Why can’t the airlines get it right?

Yet again, an airline—this time United—mishandled an unaccompanied minor who was supposed to be escorted to her connecting flight earlier this summer. This time it happened apparently because the person contracted to escort Phoebe to her flight never showed up at the gate in Chicago. Other kids have been put on wrong connecting flights and in at least one case I know of, young teens were left stranded over night when their connecting flight was cancelled.

In this most recent case, Ten-year-old Phoebe Klebahn’s parents were sending her summer camp in Michigan, paying United an extra $99 to make sure she arrived without incident, NBC News reported.  Just imagine their stunned reaction and fear when they got a call from the camp that Phoebe wasn’t on the scheduled flight.

UPDATE:  United issued the following statement on Friday Aug. 17 regarding the matter: ‘United conducted a review of the matter involving the Klebahn’s daughter and found that she was fully supervised during her entire time at Chicago’s O’Hare Airport.  It’s unfortunate that she missed her connection, and we regret any confusion and stress that may have been placed on her and her family. We certainly appreciate their business and will strive to provide a better travel experience in the future.”

According to one report from the Travel Industry Association, 16 percent of U.S. adult travelers with children–14.3 million parents–sent their child (or children) under 18 alone on an airplane trip in the past three years.  I sent a 13-year-old off as an unaccompanied minor to camp too.  Southwest Airlines alone carries 300,000 unaccompanied minors a year, many in summer, some more than once a month. Some airlines permit young teens as young as 12 to fly without supervision. You can ask and pay for the service for them if you prefer they aren’t on their own.  But you expect that if the airlines are responsible for your child, they will take care of them. Unfortunately, that’s not always the case.

Phoebe’s mom immediately called United who told her the child was in Michigan.  “So at that point is when I really knew that they had lost her at some level; they didn’t know where she was,” Klebahn told NBC News. “All the worst possible things go through your mind as a mom when you think you have no idea where your child is and she’s 2,000 miles away.”

Phoebe, meanwhile, kept asking to call her parents to no avail, she told NBC.   It sounds like every parent’s worst nightmare. Eventually, Phoebe was found and sent on to camp.  Apparently it took her parents six weeks and prodding by an NBC affiliate before United responded to their complaints and refunded the miles used to buy the ticket and the unaccompanied minor fee.

But that seems to be too little too late.  Whether we like it or not, millions of kids will continue to fly solo—to visit divorced parents and grandparents, to go to school and sports events, to meet a parent traveling on business.  It is part of the world we live in and air lines are supposed to take care of our kids en route. That’s why they charge in some cases as much as a ticket for the service.  Here’s what I think you need to do before putting your child on a flight solo: 

–Whenever possible and even if it costs more, send them nonstop.  If they are connecting, instruct your child to call you when they arrive at the connecting airport and again when they are at the next gate.

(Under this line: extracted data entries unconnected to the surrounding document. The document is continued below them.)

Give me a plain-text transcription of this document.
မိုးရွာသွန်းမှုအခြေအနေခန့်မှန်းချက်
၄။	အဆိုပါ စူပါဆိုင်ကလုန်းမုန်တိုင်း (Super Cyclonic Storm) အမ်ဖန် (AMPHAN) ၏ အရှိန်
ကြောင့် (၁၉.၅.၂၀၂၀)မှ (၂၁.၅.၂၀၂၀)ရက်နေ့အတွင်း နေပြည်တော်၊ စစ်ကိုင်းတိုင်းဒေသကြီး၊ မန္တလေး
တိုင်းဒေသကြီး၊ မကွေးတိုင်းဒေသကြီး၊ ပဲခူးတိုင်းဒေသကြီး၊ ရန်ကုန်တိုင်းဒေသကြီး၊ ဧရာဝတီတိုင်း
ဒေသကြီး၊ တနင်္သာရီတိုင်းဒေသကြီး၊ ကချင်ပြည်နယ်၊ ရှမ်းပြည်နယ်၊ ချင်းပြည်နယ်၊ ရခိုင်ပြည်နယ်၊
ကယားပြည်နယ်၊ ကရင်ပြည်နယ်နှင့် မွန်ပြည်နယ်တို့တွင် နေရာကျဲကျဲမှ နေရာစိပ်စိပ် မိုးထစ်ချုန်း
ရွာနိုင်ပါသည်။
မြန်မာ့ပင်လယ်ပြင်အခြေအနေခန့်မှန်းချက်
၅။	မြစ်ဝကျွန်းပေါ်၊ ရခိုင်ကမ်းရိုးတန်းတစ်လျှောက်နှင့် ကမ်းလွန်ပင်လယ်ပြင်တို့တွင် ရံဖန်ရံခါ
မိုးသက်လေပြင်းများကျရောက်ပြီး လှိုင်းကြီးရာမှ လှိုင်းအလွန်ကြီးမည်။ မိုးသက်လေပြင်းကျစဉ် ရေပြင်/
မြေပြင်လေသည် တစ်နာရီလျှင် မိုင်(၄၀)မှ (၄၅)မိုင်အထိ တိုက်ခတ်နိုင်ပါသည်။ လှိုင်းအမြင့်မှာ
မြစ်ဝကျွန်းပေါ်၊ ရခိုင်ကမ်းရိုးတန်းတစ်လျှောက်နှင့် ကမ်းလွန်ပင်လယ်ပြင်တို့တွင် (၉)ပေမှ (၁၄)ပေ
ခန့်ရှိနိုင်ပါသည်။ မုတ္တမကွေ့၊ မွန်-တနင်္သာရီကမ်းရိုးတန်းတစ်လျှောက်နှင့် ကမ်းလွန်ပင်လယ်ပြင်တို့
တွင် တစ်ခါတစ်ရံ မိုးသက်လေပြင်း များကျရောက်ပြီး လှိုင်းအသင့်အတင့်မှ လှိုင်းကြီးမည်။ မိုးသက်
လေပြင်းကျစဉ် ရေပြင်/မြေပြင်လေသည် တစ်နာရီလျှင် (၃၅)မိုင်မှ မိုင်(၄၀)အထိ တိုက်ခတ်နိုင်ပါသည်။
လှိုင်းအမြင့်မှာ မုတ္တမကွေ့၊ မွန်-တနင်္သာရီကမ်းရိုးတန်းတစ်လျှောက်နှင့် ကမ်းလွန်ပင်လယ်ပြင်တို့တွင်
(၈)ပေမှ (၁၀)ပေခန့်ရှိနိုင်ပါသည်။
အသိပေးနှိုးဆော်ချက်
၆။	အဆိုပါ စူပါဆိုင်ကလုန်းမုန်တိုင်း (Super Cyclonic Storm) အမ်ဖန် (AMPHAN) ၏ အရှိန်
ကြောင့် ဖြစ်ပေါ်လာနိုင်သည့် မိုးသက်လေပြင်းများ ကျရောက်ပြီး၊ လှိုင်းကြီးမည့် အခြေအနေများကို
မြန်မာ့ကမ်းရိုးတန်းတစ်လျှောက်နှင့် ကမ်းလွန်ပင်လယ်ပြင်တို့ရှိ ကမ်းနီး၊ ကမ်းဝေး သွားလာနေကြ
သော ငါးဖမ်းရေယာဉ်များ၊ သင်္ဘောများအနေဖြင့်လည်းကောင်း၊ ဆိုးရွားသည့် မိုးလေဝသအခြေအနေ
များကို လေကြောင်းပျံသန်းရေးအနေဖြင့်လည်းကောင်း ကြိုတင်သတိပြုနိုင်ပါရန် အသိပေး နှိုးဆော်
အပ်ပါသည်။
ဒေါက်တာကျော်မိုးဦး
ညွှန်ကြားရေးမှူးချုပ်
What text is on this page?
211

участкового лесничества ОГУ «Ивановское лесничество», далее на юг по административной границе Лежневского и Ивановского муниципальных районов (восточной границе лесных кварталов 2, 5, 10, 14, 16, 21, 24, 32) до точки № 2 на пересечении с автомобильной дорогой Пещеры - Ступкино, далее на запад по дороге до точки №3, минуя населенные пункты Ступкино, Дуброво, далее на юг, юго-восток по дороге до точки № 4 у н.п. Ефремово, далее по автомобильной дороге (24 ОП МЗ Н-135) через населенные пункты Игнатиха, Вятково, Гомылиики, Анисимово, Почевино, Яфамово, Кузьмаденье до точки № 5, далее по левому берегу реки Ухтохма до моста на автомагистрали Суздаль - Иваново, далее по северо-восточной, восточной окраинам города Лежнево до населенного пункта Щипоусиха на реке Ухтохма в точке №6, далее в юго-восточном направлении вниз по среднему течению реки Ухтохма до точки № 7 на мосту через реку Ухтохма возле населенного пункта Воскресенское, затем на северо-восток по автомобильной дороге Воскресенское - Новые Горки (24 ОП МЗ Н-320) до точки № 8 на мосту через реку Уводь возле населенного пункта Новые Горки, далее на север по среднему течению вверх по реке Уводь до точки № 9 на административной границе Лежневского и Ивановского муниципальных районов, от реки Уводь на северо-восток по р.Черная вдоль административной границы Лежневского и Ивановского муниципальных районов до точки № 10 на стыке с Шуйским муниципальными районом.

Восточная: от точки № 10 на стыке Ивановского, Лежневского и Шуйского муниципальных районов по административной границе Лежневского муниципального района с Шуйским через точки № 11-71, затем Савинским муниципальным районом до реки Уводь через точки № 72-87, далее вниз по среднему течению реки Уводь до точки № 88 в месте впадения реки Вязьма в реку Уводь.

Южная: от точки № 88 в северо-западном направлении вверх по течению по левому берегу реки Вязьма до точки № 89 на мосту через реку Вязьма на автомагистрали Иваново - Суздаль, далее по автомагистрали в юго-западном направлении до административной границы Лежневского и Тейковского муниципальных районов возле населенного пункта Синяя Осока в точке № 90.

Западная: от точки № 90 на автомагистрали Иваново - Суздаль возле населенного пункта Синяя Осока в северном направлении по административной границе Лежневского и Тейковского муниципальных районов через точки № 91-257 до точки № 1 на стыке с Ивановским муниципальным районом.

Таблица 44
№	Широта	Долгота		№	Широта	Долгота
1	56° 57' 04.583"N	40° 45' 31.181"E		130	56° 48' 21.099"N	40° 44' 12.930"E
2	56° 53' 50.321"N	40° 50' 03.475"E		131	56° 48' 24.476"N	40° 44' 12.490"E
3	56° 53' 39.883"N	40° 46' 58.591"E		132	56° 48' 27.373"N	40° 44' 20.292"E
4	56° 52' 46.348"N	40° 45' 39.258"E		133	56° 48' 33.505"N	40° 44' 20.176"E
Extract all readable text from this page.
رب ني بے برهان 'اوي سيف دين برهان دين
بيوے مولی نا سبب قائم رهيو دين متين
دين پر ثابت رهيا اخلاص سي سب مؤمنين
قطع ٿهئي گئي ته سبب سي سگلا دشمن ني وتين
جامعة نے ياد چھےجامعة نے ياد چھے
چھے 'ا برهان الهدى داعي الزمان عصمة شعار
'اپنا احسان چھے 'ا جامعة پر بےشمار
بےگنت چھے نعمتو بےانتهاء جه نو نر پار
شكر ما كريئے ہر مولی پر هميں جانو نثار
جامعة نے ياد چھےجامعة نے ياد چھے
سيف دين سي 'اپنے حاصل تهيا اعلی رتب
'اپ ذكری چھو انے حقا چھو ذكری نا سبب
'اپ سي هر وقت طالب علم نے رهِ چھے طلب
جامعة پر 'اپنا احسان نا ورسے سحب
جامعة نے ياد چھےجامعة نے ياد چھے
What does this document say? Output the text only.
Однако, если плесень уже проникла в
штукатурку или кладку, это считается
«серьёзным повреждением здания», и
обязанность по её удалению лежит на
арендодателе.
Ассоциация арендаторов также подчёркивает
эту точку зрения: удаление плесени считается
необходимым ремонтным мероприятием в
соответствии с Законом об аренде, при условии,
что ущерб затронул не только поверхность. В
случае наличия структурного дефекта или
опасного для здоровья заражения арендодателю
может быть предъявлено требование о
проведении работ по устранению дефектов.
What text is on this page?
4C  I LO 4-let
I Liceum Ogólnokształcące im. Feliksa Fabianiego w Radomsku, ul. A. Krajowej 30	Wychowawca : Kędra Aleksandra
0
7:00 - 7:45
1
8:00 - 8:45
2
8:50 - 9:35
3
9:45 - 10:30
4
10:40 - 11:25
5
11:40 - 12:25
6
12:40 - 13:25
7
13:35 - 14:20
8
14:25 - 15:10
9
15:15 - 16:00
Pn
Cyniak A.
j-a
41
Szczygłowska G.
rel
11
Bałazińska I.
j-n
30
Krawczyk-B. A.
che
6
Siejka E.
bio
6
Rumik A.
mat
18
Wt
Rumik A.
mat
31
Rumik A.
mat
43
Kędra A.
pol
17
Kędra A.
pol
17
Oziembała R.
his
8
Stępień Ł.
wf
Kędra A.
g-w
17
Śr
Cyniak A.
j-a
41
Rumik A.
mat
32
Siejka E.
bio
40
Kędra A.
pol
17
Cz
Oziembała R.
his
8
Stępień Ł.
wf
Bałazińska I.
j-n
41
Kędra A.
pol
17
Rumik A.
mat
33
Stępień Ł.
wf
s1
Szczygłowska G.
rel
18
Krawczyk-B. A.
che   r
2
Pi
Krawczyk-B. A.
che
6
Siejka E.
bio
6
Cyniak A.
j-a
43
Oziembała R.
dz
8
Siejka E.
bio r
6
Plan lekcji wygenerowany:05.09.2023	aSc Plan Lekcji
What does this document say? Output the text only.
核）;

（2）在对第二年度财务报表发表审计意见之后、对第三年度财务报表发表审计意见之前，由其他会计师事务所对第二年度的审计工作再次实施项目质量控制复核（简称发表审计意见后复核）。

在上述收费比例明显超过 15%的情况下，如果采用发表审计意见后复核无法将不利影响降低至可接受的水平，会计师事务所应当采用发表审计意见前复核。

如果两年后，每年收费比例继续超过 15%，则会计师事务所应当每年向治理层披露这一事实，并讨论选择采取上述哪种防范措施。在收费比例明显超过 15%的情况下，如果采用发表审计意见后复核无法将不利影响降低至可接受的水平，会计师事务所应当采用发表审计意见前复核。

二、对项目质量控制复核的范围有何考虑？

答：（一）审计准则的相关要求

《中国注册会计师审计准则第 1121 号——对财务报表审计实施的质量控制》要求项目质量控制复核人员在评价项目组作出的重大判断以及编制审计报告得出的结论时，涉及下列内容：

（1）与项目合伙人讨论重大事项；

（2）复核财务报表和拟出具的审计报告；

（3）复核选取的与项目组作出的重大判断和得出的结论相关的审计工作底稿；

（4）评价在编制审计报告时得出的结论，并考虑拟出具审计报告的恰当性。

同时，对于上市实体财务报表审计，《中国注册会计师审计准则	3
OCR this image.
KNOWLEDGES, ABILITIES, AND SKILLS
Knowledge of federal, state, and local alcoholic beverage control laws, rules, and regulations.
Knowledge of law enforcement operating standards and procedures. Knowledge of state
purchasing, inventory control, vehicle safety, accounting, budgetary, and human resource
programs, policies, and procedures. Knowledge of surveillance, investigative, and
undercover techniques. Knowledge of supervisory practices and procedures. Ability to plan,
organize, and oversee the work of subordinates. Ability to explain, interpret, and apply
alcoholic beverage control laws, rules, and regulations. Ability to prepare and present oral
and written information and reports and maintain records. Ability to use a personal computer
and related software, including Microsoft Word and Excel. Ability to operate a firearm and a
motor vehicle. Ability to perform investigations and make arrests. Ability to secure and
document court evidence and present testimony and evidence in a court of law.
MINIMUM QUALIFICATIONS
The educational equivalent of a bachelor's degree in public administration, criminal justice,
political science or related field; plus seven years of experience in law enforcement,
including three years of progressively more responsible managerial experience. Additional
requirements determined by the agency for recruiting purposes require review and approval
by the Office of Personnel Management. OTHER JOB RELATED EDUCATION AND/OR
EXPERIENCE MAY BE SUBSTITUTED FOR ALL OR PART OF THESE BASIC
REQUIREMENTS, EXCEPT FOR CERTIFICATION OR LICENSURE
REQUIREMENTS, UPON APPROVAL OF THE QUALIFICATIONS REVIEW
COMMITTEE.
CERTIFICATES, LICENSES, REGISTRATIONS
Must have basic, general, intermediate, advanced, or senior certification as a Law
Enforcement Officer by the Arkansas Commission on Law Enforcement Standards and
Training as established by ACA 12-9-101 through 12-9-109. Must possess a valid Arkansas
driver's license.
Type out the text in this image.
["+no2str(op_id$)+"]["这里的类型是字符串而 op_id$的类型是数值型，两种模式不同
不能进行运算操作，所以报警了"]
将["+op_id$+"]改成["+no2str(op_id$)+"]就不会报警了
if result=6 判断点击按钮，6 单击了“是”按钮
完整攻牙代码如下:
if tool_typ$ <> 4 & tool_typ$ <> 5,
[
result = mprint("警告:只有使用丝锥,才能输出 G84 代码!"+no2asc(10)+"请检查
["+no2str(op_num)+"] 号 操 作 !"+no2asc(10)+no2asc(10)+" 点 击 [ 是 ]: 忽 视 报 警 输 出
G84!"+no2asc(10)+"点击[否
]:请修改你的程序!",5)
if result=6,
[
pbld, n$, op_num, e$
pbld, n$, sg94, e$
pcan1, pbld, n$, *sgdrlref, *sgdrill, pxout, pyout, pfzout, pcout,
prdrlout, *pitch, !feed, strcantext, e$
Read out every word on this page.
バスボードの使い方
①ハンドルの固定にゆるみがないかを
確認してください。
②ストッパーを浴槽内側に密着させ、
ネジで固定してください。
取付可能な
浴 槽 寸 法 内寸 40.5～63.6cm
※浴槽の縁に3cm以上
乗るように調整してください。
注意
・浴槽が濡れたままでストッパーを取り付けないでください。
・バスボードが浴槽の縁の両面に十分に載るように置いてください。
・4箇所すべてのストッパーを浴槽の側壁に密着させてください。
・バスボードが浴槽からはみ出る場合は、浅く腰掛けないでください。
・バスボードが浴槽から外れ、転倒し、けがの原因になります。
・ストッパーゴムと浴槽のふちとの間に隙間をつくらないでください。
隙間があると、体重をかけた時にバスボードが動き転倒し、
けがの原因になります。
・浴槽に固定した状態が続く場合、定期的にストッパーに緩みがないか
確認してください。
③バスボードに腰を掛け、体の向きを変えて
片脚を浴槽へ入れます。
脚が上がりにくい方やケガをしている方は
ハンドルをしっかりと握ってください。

–Give them a cell phone (you can get a disposable pre-charged one) and program in all the phone numbers where you can be reached as well as others who could help in an emergency.

–Play the “what if” game with the kids. What if their flight is diverted (airline personnel  are supposed to take care of them)  what if no one arrives to escort them to their connection, as happened to Phoebe (identify themselves to the gate agent and immediately call mom or dad and have them talk to the airline official on the ground)  if grandpa is late picking them up (airline personnel are supposed to stay with them until grandpa arrives)  what if they feel sick on board (tell the flight attendant)

–Arrive at the airport early because you will be required to fill out the necessary forms.. Make sure you have the names, phone numbers and addresses for those picking up your child at the other end. Give your child a card with that information as well. Make sure they know where to reach you as well.

–Make sure they know where they are going and instruct them to speak up if the pilot says they are going to Boston and they know they are supposed to be going to Cleveland, they need to speak up—immediately!  (That’s happened too!)

–Don’t rely on the airline to entertain or feed the kids. Make sure to pack a sandwich, empty water bottle they can fill once through security, snacks and plenty to entertain your child. Explain to the younger kids that they’ll have to entertain themselves that the flight attendants are too busy to play with them.  Stash a new toy, movie, or book in their backpack along with a favorite treat.

–If your teen is old enough to fly without supervision but looks young, bring along  a copy of her birth certificate or passport.  Children under 18 are not required to show photo ID.

–Make sure teens who are flying as adults know they must speak up if their flight is delayed or a connecting flight cancelled so that airline personnel can make sure they’re not stranded on their own. (That’s happened to young teens.)  Make sure they have some money—a pre-paid debit or credit card –and a cell phone.

–Instruct those picking up the children to arrive early and to bring photo id. The airline won’t release your children without it.

–Stay at the gate until your child’s flight is airborne– In the event of a mechanical problem that brings the plane back.

As for Phoebe, she recently arrived home safely from camp—via a different airline.